- Born: May 21, 1818 Foxcroft, Maine, U.S.
- Died: December 31, 1862 (aged 44) Battle of Stones River, Rutherford County, Tennessee
- Cause of death: Killed in action
- Education: United States Military Academy
- Occupation: U.S. Army Officer
- Parent(s): Joshua Carpenter, Susan Heald

= Stephen Decatur Carpenter =

American military officer (1818–1862)

Stephen Decatur Carpenter (May 21, 1818 – December 31, 1862) was a United States military officer from Maine. He served from 1840 to his death on the last day of 1862, through four major conflicts and one minor conflict.

==West Point==
He was appointed to the United States Military Academy at West Point, serving as a Cadet from July 1, 1836, through graduation on July 1, 1840.

==Service in the West==
After graduation he served in the Second Seminole War from 1840–1841, at Fort Snelling, at the confluence of the Mississippi and Minnesota rivers, in the War with Mexico from 1846–1847, and on frontier duty in south and west Texas from 1848–1861, including being wounded in a skirmish with the Comanches. On August 20, 1855, he established Fort Lancaster in western Texas to guard the San Antonio-El Paso road.
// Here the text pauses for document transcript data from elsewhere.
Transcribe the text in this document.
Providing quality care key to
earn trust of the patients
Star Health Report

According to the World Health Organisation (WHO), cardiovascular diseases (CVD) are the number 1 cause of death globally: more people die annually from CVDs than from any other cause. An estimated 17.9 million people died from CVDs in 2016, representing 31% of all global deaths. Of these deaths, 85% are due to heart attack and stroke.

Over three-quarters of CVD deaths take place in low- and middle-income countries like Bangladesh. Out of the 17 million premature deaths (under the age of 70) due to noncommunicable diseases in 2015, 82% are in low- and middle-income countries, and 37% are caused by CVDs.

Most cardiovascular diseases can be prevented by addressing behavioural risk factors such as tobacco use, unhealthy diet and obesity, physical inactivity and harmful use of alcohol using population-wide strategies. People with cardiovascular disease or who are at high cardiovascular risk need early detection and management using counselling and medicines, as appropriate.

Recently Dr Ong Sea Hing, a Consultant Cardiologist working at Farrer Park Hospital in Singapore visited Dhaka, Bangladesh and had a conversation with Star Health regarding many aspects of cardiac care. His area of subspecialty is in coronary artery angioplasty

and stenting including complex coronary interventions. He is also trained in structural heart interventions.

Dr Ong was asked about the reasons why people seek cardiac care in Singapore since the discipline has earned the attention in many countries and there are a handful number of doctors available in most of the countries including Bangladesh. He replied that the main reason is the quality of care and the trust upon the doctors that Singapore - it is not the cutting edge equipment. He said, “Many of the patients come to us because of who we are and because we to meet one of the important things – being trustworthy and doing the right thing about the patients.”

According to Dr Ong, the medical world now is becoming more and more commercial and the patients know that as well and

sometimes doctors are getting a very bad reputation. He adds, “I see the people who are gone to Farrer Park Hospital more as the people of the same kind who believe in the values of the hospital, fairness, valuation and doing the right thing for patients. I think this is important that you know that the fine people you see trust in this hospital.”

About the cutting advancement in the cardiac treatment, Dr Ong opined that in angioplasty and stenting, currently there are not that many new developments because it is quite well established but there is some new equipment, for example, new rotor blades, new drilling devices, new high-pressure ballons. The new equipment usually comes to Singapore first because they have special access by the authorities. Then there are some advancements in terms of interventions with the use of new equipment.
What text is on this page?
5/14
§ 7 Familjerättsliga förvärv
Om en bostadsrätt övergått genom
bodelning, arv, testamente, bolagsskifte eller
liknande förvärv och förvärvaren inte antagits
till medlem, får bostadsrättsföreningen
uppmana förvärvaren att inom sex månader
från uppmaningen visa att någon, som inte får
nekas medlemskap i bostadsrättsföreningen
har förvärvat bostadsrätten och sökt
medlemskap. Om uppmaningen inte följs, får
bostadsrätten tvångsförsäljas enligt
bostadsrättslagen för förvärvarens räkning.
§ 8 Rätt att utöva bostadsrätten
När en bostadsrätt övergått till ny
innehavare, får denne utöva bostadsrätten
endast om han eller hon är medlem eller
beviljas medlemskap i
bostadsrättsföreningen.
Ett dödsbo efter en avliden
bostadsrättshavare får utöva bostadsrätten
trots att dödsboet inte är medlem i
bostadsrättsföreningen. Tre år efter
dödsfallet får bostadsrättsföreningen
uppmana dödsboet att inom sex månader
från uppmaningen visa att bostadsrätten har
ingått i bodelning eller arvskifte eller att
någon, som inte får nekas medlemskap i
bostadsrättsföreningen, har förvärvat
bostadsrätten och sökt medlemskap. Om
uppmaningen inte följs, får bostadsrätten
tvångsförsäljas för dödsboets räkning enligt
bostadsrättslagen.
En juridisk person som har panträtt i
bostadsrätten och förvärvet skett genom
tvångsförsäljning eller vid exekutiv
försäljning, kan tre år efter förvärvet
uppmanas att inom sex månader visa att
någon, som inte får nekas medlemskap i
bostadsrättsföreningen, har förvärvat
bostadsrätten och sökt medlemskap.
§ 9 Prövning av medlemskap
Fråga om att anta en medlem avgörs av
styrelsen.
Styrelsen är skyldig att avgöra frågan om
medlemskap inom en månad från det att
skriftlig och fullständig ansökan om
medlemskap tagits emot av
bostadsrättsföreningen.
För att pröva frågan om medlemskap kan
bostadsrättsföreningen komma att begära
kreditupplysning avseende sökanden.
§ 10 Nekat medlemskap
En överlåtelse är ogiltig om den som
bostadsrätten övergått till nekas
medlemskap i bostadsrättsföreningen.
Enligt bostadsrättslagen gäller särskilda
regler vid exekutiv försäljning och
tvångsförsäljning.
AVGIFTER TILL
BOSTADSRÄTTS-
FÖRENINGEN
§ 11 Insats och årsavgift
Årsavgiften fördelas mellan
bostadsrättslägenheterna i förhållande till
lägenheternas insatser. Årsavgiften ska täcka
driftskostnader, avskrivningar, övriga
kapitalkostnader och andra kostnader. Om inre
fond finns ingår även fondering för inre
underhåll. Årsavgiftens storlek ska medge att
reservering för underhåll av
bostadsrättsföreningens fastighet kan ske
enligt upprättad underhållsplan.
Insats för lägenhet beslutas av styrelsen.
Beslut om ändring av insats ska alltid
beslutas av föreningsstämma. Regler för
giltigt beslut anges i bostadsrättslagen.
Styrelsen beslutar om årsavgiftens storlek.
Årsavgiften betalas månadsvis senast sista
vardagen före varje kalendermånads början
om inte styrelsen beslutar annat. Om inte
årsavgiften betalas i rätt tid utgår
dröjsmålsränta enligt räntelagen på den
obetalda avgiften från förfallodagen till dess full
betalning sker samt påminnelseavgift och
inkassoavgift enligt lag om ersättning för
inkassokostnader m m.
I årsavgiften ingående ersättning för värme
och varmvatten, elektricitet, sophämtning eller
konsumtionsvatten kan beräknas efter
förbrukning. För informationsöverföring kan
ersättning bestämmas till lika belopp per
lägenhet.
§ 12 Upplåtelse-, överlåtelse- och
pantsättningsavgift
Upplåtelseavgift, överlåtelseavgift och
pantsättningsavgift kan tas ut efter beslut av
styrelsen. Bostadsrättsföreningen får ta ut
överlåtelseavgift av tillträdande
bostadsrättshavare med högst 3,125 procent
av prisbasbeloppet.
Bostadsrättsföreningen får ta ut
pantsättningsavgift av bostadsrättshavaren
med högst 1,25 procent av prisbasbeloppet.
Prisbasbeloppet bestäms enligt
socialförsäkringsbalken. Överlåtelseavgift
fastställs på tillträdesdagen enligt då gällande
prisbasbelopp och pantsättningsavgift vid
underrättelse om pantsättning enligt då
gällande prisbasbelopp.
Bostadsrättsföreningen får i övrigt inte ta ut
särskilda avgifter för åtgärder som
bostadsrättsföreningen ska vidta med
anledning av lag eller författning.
He was the first commander of Fort Stockton, established at Comanche Springs (in present-day Pecos County, Texas) and served there until December 1860, when he transferred command to the Eighth Infantry.

==Civil War==
When the American Civil War broke out, he served garrison and staff duty at Key West, Florida, and Indianapolis, Indiana, and combat duty in the Tennessee and Mississippi Campaign with the Army of the Ohio. He was killed in action in the Battle of Stone's River (called the Battle of Murfreesboro in the South) Tennessee on December 31, 1862.